Peptide and Protein Drug Delivery
Delivery of biomacromolecular therapeutics is a continuous challenge to efficiently treat numerous serious and debilitating diseases. Our group strives to elucidate the interplay between those macromolecular therapeutics and biological barriers.
Our overall aim is to advance therapy with peptide and protein-based drugs via non-injectable routes of delivery to treat serious chronic and acute diseases, like diabetes, hormonal disorders and infections. We are convinced that only through a mechanistic approach to understanding the detailed interplay between the drugs, excipients, drug delivery systems, and biobarriers, the formulation design of future non-injectable macromolecular therapeutics will emerge.

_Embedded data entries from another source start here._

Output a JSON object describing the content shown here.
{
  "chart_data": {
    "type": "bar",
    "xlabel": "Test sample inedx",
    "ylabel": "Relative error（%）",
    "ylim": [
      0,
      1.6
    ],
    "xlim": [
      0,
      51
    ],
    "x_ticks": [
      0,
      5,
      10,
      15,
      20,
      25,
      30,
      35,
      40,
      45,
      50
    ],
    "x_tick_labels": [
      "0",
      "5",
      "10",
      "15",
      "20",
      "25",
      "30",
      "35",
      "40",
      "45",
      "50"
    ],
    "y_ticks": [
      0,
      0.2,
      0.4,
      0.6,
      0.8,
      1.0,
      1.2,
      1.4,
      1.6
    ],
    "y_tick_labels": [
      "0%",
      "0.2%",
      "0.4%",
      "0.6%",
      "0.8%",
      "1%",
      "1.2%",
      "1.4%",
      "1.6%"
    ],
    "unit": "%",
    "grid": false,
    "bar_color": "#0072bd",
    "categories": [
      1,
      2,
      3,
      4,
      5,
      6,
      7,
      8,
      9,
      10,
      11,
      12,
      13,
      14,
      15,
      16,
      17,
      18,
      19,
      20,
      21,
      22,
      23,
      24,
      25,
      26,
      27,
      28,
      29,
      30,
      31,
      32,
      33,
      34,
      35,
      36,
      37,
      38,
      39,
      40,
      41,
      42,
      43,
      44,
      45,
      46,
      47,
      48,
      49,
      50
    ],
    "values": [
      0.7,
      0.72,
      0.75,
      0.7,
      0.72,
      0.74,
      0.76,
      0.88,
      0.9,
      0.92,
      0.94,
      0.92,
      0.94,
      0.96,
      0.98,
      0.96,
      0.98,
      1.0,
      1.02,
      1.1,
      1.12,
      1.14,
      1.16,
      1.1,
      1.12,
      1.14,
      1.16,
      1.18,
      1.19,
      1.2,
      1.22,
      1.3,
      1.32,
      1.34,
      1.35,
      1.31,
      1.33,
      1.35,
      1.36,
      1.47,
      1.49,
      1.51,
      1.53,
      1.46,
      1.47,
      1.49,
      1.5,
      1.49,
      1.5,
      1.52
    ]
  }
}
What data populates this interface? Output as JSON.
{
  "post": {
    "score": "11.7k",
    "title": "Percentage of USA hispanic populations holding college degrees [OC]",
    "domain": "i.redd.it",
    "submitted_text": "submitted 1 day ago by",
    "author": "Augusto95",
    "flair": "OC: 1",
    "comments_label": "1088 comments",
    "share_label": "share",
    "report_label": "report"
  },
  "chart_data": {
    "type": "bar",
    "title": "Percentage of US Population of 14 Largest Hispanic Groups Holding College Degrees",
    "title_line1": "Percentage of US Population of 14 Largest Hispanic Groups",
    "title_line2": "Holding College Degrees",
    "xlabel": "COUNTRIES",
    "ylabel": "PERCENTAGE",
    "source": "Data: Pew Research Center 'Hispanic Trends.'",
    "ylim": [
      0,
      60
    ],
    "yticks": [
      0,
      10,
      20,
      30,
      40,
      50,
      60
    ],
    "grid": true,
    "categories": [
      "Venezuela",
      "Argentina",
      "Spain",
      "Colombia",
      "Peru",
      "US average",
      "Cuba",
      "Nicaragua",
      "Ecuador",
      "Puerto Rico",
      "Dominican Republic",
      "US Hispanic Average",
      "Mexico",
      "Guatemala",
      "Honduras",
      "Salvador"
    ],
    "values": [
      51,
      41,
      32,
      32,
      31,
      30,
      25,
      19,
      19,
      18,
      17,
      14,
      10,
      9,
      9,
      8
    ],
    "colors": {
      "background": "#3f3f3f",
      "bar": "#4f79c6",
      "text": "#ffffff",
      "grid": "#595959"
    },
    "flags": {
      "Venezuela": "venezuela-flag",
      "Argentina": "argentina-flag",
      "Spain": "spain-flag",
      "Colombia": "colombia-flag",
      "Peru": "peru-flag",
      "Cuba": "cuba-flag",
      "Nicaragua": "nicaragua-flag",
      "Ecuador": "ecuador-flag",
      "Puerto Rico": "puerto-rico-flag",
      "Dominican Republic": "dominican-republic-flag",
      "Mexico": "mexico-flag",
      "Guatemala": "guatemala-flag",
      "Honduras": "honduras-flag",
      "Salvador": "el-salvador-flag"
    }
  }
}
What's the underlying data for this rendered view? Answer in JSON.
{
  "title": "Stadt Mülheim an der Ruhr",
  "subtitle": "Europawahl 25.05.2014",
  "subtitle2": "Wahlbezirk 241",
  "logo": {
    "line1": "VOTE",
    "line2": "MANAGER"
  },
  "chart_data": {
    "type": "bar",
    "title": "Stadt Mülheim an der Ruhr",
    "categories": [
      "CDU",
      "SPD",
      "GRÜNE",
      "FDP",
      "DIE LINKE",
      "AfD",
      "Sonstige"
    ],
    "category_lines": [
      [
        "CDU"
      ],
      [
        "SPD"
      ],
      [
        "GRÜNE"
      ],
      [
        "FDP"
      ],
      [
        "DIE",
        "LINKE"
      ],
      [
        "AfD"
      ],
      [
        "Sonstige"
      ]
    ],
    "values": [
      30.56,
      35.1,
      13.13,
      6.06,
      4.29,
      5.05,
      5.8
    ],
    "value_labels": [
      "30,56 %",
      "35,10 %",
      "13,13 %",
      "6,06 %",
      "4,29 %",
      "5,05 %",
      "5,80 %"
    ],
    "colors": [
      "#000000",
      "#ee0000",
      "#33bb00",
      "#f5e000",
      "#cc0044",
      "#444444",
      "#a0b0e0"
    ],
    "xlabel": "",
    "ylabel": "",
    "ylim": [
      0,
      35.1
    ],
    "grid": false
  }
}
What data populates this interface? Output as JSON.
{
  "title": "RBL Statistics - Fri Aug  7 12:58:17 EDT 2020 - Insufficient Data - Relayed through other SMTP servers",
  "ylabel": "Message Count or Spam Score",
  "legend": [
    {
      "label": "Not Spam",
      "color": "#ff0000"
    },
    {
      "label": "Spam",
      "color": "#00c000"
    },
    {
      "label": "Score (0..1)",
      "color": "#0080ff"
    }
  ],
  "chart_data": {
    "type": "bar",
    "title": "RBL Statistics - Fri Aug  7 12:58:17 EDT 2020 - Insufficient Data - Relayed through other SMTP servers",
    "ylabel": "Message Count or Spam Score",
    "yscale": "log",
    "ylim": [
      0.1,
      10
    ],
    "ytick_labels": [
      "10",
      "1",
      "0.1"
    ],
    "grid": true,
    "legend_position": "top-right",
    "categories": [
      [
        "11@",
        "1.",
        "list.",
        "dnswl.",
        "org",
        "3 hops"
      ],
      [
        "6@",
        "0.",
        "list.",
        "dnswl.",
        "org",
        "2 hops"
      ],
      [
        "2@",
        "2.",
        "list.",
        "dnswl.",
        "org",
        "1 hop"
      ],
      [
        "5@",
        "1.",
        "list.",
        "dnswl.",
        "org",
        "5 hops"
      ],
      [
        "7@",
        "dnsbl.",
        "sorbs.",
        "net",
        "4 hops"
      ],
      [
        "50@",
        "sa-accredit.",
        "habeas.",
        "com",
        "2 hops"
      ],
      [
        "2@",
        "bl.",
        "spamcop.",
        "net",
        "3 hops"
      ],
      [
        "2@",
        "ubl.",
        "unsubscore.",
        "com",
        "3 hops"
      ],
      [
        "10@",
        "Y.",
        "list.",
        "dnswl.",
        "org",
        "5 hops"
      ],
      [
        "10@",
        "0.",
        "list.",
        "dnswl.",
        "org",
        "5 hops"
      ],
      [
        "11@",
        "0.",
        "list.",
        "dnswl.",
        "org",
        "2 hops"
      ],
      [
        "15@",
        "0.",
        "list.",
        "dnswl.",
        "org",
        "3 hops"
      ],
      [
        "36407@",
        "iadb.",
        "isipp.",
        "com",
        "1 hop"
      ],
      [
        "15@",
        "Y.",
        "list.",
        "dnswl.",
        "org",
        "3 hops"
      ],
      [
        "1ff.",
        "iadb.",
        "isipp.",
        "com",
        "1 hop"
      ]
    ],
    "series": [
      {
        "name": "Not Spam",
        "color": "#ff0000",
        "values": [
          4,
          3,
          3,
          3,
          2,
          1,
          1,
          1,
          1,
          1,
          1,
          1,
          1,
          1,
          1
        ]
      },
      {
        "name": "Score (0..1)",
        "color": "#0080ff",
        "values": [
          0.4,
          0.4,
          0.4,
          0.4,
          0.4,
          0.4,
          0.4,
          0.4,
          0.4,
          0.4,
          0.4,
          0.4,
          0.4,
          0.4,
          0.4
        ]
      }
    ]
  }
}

We focus on the design, development and characterization of drug delivery systems using peptide-based carriers and other polymeric and lipidic excipients that are customized to function as efficient and safe carriers for delivery of the drug to the target. Many targets are intracellular, and we explore how translocation through cell membranes may be improved by using membrane-interacting peptides such as cell-penetrating peptides and/or nano-sized drug delivery systems, thus paving the way for intracellular delivery of peptide and protein therapeutics.
Refining the toolbox of models for studying absorption, metabolism and compatibility is of prime interest. We use biophysical techniques for studying membrane interactions, in vitro cell models to elucidate membrane adhesion, mechanisms of uptake, cellular toxicity etc., and in vivo models to evaluate promising findings.
We have expertise on the use of state-of-the-art in vitro cell culture models that combine cells with biosimilar matrices in order to mimic the environments found throughout the various absorption sites in the human body; i.e. mucus in the respiratory airway and the gastro-intestinal tract.